Dephasing of Mollow Triplet Sideband Emission of a Resonantly Driven Quantum Dot in a Microcavity

TL;DR

This study investigates how excitation-induced dephasing affects the spectral properties of resonance fluorescence from a quantum dot in a microcavity, revealing a quadratic broadening of Mollow triplet sidebands with increasing Rabi frequency.

Contribution

It provides experimental validation of a phonon-dressed quantum dot Mollow triplet model, highlighting the dephasing effects at large Rabi splittings in cavity-QED systems.

Findings

Spectral broadening of Mollow sidebands scales with the square of Rabi frequency.

Resonance fluorescence spectra match theoretical phonon-dressed models.
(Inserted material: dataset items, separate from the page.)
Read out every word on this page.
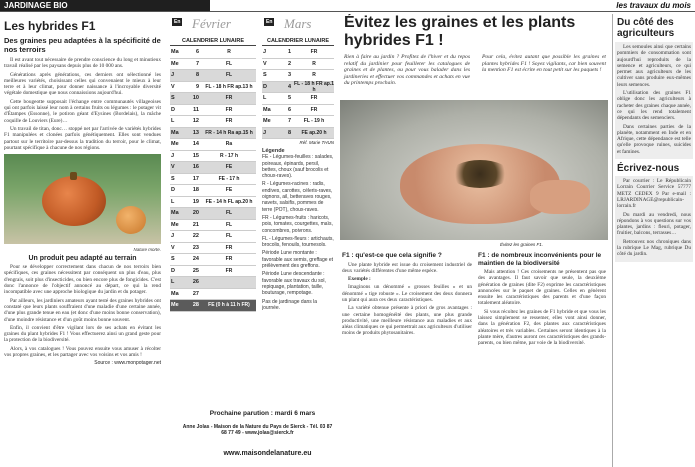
JARDINAGE BIO	les travaux du mois
Les hybrides F1
Des graines peu adaptées à la spécificité de nos terroirs

Il est avant tout nécessaire de prendre conscience du long et minutieux travail réalisé par les paysans depuis plus de 10 000 ans.

Générations après générations, ces derniers ont sélectionné les meilleures variétés, choisissant celles qui convenaient le mieux à leur terre et à leur climat, pour donner naissance à l'incroyable diversité végétale domestique que nous connaissions aujourd'hui.

Cette bougeotte supposait l'échange entre communautés villageoises qui ont parfois laissé leur nom à certains fruits ou légumes : le potager vit d'Étampes (Essonne), le potiron géant d'Eysines (Bordelais), la mâche coquille de Louviers (Eure)…

Un travail de titan, donc… stoppé net par l'arrivée de variétés hybrides F1 manipulées et clonées parfois génétiquement. Elles sont vendues partout sur le territoire par-dessus la tradition du terroir, pour le climat, pourtant spécifique à chacune de nos régions.

Nature morte.
Un produit peu adapté au terrain

Pour se développer correctement dans chacun de nos terroirs bien spécifiques, ces graines nécessitent par conséquent un plus d'eau, plus d'engrais, soit plus d'insecticides, ou bien encore plus de fongicides. C'est donc l'annonce de l'objectif annoncé au départ, ce qui la rend incompatible avec une approche biologique du jardin et du potager.

Par ailleurs, les jardiniers amateurs ayant testé des graines hybrides ont constaté que leurs plants souffraient d'une maladie d'une certaine année, d'une plus grande tenue en eau (et donc d'une moins bonne conservation), d'une moindre résistance et d'un goût moins bonne souvent.

Enfin, il convient d'être vigilant lors de ses achats en évitant les graines du plant hybrides F1 ! Vous effectuerez ainsi un grand geste pour la protection de la biodiversité.

Alors, à vos catalogues ! Vous pouvez ensuite vous amuser à récolter vos propres graines, et les partager avec vos voisins et vos amis !

Source : www.monpotager.net
En Février
CALENDRIER LUNAIRE
Ma	6	R
Me	7	FL
J	8	FL
V	9	FL - 18 h FR ap.13 h
S	10	FR
D	11	FR
L	12	FR
Ma	13	FR - 14 h Ra ap.15 h
Me	14	Ra
J	15	R - 17 h
V	16	FE
S	17	FE - 17 h
D	18	FE
L	19	FE - 14 h FL ap.20 h
Ma	20	FL
Me	21	FL
J	22	FL
V	23	FR
S	24	FR
D	25	FR
L	26
Ma	27
Me	28	FE (0 h à 11 h FR)
En Mars
CALENDRIER LUNAIRE
J	1	FR
V	2	R
S	3	R
D	4 FL - 18 h FR ap.1 h
L	5	FR
Ma	6	FR
Me	7	FL - 19 h
J	8	FE ap.20 h
Réf. Marie THUN
Légende
FE - Légumes-feuilles : salades, poireaux, épinards, persil, bettes, choux (sauf brocolis et choux-raves).
R - Légumes-racines : radis, endives, carottes, céleris-raves, oignons, ail, betteraves rouges, navets, salsifis, pommes de terre (POT), choux-raves.
FR - Légumes-fruits : haricots, pois, tomates, courgettes, maïs, concombres, poivrons.
FL - Légumes-fleurs : artichauts, brocolis, fenouils, tournesols.
Période Lune montante : favorable aux semis, greffage et prélèvement des greffons.
Période Lune descendante : favorable aux travaux du sol, repiquage, plantation, taille, bouturage, rempotage.
Pas de jardinage dans la journée.
Prochaine parution : mardi 6 mars
Anne Jolas - Maison de la Nature du Pays de Sierck - Tél. 03 87 68 77 49 - www.jolas@sierck.fr
www.maisondelanature.eu
Évitez les graines et les plants hybrides F1 !

Rien à faire au jardin ? Profitez de l'hiver et du repos relatif du jardinier pour feuilleter les catalogues de graines et de plantes, ou pour vous balader dans les jardineries et effectuer vos commandes et achats en vue du printemps prochain.

Pour cela, évitez autant que possible les graines et plantes hybrides F1 ! Soyez vigilants, car bien souvent la mention F1 est écrite en tout petit sur les paquets !

Évitez les graines F1.
F1 : qu'est-ce que cela signifie ?

Une plante hybride est issue du croisement industriel de deux variétés différentes d'une même espèce.

Exemple :

Imaginons un dénommé « grosses feuilles » et un dénommé « tige robuste ». Le croisement des deux donnera un plant qui aura ces deux caractéristiques.

La variété obtenue présente à priori de gros avantages : une certaine homogénéité des plants, une plus grande productivité, une meilleure résistance aux maladies et aux aléas climatiques ce qui permettrait aux agriculteurs d'utiliser moins de produits phytosanitaires.

F1 : de nombreux inconvénients pour le maintien de la biodiversité

Mais attention ! Ces croisements ne présentent pas que des avantages. Il faut savoir que seule, la deuxième génération de graines (dite F2) exprime les caractéristiques annoncées sur le paquet de graines. Celles en génèrent ensuite les caractéristiques des parents et d'une façon totalement aléatoire.

Si vous récoltez les graines de F1 hybride et que vous les laissez simplement se ressemer, elles vont ainsi donner, dans la génération F2, des plantes aux caractéristiques aléatoires et très variables. Certaines seront identiques à la plante mère, d'autres auront ces caractéristiques des grands-parents, ou bien même, par voie de la biodiversité.

Du côté des agriculteurs

Les semoules ainsi que certains pommiers de consommation sont aujourd'hui reproduits de la semence et agriculteurs, ce qui permet aux agriculteurs de les cultiver sans produire eux-mêmes leurs semences.

L'utilisation des graines F1 oblige donc les agriculteurs à racheter des graines chaque année, ce qui les rend totalement dépendants des semenciers.

Dans certaines parties de la planète, notamment en Inde et en Afrique, cette dépendance est telle qu'elle provoque ruines, suicides et famines.

Écrivez-nous

Par courrier : Le Républicain Lorrain Courrier Service 57777 METZ CEDEX 9 Par e-mail : LRJARDINAGE@republicain-lorrain.fr

Du mardi au vendredi, nous répondons à vos questions sur vos plantes, jardins : fleuri, potager, fruitier, balcons, terrasses…

Retrouvez nos chroniques dans la rubrique Le Mag, rubrique Du côté du jardin.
Dephasing effects are strongly dependent on optical driving power and detuning.

Abstract

Detailed properties of resonance fluorescence from a single quantum dot in a micropillar cavity are investigated, with particular focus on emission coherence in dependence on optical driving field power and detuning. Power-dependent series over a wide range could trace characteristic Mollow triplet spectra with large Rabi splittings of $|\Omega| \leq 15$ GHz. In particular, the effect of dephasing in terms of systematic spectral broadening $\propto \Omega^2$ of the Mollow sidebands is observed as a strong fingerprint of excitation-induced dephasing. Our results are in excellent agreement with predictions of a recently presented model on phonon-dressed QD Mollow triplet emission in the cavity-QED regime.